Ein hochinteressantes Stück Landwirtschaftsgeschichte gammelt in Schwaigermoos vor sich hin. Während die Politik noch darüber streitet, ob die dritte Startbahn am Münchener Flughafen wirklich sein muss, schafft die Flughafengesellschaft schon mal Fakten, macht Schwaigermoos platt und betreibt »Absiedelung«, wie das offiziell heißt.
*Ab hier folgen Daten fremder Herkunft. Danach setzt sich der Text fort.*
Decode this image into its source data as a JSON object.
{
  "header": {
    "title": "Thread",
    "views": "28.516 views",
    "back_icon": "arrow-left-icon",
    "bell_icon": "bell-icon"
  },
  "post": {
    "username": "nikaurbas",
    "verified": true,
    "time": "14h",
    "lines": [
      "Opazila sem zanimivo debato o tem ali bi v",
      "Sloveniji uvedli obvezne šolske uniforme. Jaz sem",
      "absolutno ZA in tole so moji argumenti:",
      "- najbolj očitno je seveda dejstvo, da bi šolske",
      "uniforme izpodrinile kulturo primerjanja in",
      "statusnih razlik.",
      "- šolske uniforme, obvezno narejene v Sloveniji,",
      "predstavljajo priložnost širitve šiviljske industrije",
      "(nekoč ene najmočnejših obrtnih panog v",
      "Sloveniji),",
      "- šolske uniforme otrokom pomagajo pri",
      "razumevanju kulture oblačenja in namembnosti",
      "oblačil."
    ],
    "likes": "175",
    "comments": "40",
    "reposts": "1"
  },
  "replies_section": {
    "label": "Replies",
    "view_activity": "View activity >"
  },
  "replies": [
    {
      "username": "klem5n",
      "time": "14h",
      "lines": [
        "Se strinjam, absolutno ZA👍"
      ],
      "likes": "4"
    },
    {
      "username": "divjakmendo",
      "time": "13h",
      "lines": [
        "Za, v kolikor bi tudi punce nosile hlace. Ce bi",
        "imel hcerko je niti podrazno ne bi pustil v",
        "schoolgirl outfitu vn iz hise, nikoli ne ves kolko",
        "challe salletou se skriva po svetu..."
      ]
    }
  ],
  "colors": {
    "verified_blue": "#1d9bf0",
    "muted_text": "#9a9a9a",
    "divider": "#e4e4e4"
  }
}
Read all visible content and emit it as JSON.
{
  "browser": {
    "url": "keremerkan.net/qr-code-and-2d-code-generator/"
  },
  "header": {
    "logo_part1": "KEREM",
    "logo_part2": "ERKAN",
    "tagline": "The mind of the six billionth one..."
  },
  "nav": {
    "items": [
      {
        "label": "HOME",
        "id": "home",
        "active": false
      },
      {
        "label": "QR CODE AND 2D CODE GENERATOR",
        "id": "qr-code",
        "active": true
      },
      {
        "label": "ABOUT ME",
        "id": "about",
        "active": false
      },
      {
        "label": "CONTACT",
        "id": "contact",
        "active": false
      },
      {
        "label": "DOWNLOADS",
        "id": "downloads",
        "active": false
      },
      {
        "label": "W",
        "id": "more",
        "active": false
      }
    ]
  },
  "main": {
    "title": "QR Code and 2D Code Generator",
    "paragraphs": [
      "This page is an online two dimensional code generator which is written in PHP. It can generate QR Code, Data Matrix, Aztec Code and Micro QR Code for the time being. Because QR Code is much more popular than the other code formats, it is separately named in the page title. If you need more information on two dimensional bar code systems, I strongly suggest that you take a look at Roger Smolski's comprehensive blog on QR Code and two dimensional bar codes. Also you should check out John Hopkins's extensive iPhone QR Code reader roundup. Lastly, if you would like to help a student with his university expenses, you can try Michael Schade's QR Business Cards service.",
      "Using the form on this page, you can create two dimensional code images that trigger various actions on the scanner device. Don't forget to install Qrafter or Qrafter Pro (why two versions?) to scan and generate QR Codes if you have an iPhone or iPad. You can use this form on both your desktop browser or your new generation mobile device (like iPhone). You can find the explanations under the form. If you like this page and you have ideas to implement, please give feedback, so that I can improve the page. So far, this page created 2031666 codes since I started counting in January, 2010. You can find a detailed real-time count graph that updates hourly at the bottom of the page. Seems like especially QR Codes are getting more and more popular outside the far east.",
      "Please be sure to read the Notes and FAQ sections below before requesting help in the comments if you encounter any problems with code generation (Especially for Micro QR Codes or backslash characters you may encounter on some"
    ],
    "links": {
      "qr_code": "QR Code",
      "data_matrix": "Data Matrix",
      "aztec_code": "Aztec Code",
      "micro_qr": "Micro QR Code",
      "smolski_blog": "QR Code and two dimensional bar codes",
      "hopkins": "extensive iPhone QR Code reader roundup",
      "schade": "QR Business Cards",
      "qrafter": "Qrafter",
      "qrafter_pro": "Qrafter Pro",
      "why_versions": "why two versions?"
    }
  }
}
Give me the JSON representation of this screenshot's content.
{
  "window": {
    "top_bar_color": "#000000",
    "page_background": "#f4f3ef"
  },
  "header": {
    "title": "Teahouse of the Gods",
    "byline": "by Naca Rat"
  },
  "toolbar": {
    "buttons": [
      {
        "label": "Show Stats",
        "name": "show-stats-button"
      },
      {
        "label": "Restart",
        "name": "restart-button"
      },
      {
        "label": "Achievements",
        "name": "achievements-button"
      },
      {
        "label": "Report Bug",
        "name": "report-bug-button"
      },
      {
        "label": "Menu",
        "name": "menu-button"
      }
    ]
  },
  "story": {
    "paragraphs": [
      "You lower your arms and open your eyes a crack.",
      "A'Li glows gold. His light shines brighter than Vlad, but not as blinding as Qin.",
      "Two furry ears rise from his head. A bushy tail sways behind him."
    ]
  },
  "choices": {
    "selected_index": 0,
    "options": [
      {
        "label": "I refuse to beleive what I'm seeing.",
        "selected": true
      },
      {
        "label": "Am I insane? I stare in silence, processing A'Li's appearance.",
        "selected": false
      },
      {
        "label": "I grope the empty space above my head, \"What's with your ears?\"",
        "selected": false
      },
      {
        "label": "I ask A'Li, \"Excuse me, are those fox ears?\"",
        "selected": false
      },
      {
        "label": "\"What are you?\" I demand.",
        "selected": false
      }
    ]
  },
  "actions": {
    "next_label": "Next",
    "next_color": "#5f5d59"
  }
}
Münchner Flughafen Themenseite zum Munich Airport Franz Josef Strauß und dem Plan: 3. Terminal
Auf der Verlustliste steht auch ein Museumsstück, das auf den ersten Blick gar nicht als solches erkennbar ist. Es sieht aus wie ein kleiner abgehalfterter Mähdrescher: Vorne ein für heutige Größenverhältnisse eher mickriges Mähwerk mit gerade mal zwei Metern Arbeitsbreite, dann kommt ein Förderband, und eine Ladefläche, die aber wieder so klein ist, dass sie für Getreide kaum nutzbar ist. Was also war das für ein Gerät, das obendrein auch noch ziemlich selbstgestrickt aussieht?
Aufklärung gab es vom Hersteller des Basisgerätes: Fendt baute Mitte der 50er Jahre den »Huckepack«, einen Geräteträger, der es vor allem kleineren Betrieben ermöglichen sollte, mit einem Gerät sowohl einen Mähdrescher als auch einen Schlepper zu haben.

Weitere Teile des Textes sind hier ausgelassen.